Figure2: Sample output of the d5c10 reconstruction network. The first row shows input images obtained by taking a zero-filled inverse Fourier Transform of undersampled and noisy k-space data. The aliasing can be clearly seen in all input images. The second row shows the output of the d5c10 reconstruction network. Comparing the recon images with the ground truth (bottom row), most of the aliasing is removed however, noise can be seen (white arrows) in recon images of the columns Im2-4. Resolution loss (yellow arrow) can be seen in Im5 when compared to the ground truth.

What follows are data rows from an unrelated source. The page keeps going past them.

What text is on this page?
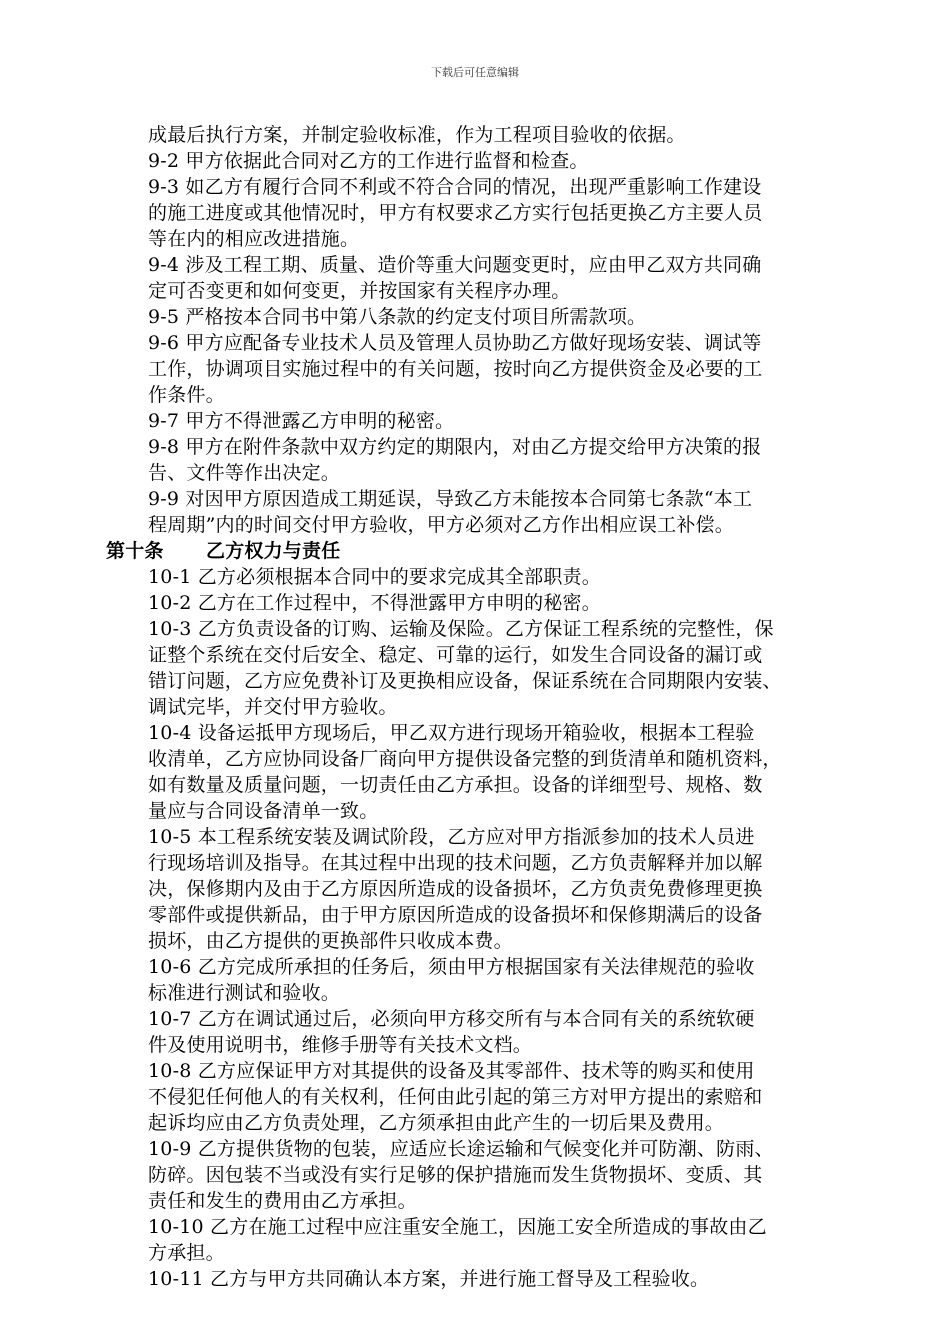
下载后可任意编辑
成最后执行方案，并制定验收标准，作为工程项目验收的依据。
9-2 甲方依据此合同对乙方的工作进行监督和检查。
9-3 如乙方有履行合同不利或不符合合同的情况，出现严重影响工作建设
的施工进度或其他情况时，甲方有权要求乙方实行包括更换乙方主要人员
等在内的相应改进措施。
9-4 涉及工程工期、质量、造价等重大问题变更时，应由甲乙双方共同确
定可否变更和如何变更，并按国家有关程序办理。
9-5 严格按本合同书中第八条款的约定支付项目所需款项。
9-6 甲方应配备专业技术人员及管理人员协助乙方做好现场安装、调试等
工作，协调项目实施过程中的有关问题，按时向乙方提供资金及必要的工
作条件。
9-7 甲方不得泄露乙方申明的秘密。
9-8 甲方在附件条款中双方约定的期限内，对由乙方提交给甲方决策的报
告、文件等作出决定。
9-9 对因甲方原因造成工期延误，导致乙方未能按本合同第七条款“本工
程周期”内的时间交付甲方验收，甲方必须对乙方作出相应误工补偿。
第十条 乙方权力与责任
10-1 乙方必须根据本合同中的要求完成其全部职责。
10-2 乙方在工作过程中，不得泄露甲方申明的秘密。
10-3 乙方负责设备的订购、运输及保险。乙方保证工程系统的完整性，保
证整个系统在交付后安全、稳定、可靠的运行，如发生合同设备的漏订或
错订问题，乙方应免费补订及更换相应设备，保证系统在合同期限内安装、
调试完毕，并交付甲方验收。
10-4 设备运抵甲方现场后，甲乙双方进行现场开箱验收，根据本工程验
收清单，乙方应协同设备厂商向甲方提供设备完整的到货清单和随机资料，
如有数量及质量问题，一切责任由乙方承担。设备的详细型号、规格、数
量应与合同设备清单一致。
10-5 本工程系统安装及调试阶段，乙方应对甲方指派参加的技术人员进
行现场培训及指导。在其过程中出现的技术问题，乙方负责解释并加以解
决，保修期内及由于乙方原因所造成的设备损坏，乙方负责免费修理更换
零部件或提供新品，由于甲方原因所造成的设备损坏和保修期满后的设备
损坏，由乙方提供的更换部件只收成本费。
10-6 乙方完成所承担的任务后，须由甲方根据国家有关法律规范的验收
标准进行测试和验收。
10-7 乙方在调试通过后，必须向甲方移交所有与本合同有关的系统软硬
件及使用说明书，维修手册等有关技术文档。
10-8 乙方应保证甲方对其提供的设备及其零部件、技术等的购买和使用
不侵犯任何他人的有关权利，任何由此引起的第三方对甲方提出的索赔和
起诉均应由乙方负责处理，乙方须承担由此产生的一切后果及费用。
10-9 乙方提供货物的包装，应适应长途运输和气候变化并可防潮、防雨、
防碎。因包装不当或没有实行足够的保护措施而发生货物损坏、变质、其
责任和发生的费用由乙方承担。
10-10 乙方在施工过程中应注重安全施工，因施工安全所造成的事故由乙
方承担。
10-11 乙方与甲方共同确认本方案，并进行施工督导及工程验收。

Figure3: Comparison of maps produced by the DeepT1net and the traditional nonlinear regression model. The maps in the first column were generated by fitting a 3-parameter model to the output of the d5c10 reconstruction network. The images in the second column are the output of our mapping network. The ground-truth is shown in the last column. Noise can be clearly seen in the myocardium and regions inside the ventricles of maps produced by 3-parameter fitting. The maps generated by the mapping network appear less noisy and have higher PSNR.

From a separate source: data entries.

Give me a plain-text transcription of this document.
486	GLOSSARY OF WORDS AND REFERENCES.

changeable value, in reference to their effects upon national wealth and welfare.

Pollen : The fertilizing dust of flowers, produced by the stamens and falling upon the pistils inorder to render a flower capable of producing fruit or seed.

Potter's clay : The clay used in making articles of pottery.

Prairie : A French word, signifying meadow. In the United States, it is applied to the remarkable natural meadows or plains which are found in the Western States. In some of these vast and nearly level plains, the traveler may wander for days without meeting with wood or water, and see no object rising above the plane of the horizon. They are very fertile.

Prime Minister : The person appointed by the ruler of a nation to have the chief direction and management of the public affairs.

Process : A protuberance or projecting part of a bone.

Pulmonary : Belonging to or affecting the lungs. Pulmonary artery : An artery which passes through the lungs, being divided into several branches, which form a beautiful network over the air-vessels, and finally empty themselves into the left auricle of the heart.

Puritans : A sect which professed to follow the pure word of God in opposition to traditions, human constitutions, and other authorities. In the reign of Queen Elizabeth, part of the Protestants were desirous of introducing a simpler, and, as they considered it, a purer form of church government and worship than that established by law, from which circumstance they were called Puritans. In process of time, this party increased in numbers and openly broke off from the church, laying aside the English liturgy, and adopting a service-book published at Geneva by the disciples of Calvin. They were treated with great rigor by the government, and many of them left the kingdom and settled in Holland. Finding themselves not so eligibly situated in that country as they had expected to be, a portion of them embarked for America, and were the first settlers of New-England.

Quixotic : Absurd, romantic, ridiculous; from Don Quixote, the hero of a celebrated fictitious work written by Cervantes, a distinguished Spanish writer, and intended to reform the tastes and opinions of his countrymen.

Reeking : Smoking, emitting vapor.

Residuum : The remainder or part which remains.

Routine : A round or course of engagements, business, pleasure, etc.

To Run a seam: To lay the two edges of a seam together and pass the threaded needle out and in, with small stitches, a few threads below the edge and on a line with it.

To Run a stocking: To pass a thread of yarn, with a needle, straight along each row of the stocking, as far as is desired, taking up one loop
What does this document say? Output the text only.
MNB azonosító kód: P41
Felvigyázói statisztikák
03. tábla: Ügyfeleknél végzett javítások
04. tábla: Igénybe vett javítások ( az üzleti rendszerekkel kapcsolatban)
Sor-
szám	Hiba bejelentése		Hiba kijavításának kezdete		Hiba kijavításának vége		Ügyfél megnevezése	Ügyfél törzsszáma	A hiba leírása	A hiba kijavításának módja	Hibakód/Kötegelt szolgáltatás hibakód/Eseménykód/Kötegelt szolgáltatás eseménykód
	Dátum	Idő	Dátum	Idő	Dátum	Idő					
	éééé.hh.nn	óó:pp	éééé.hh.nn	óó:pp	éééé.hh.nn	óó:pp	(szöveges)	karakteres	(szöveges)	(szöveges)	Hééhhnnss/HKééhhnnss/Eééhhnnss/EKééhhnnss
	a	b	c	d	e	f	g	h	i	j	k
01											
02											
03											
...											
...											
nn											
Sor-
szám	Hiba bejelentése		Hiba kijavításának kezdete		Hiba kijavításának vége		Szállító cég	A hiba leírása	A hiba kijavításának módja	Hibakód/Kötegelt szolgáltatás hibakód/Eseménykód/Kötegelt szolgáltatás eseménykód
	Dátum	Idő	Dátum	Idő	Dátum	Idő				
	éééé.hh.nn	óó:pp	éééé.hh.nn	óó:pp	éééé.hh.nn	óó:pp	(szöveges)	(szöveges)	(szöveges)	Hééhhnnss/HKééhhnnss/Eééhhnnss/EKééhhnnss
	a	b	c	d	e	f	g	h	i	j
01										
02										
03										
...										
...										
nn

Figure4: The Bland-Altman plot comparing variations in T1-values of nonlinear regression vs values of DeepT1net. 6-segments of myocardium for each of 13 cases were used to compute the mean and standard deviations of T1-values. The shift in the blue line indicates that on average the variations in the T1-values of 3-parameter maps was higher than our proposed framework. A p-value of 0.00125 of a signed-rank test indicates a significant difference between the two methods. Furthermore, a signed-rank test comparing our method’s standard deviations with the ground-truth gives a p-value of 0.45 indicating no significant difference between the two groups.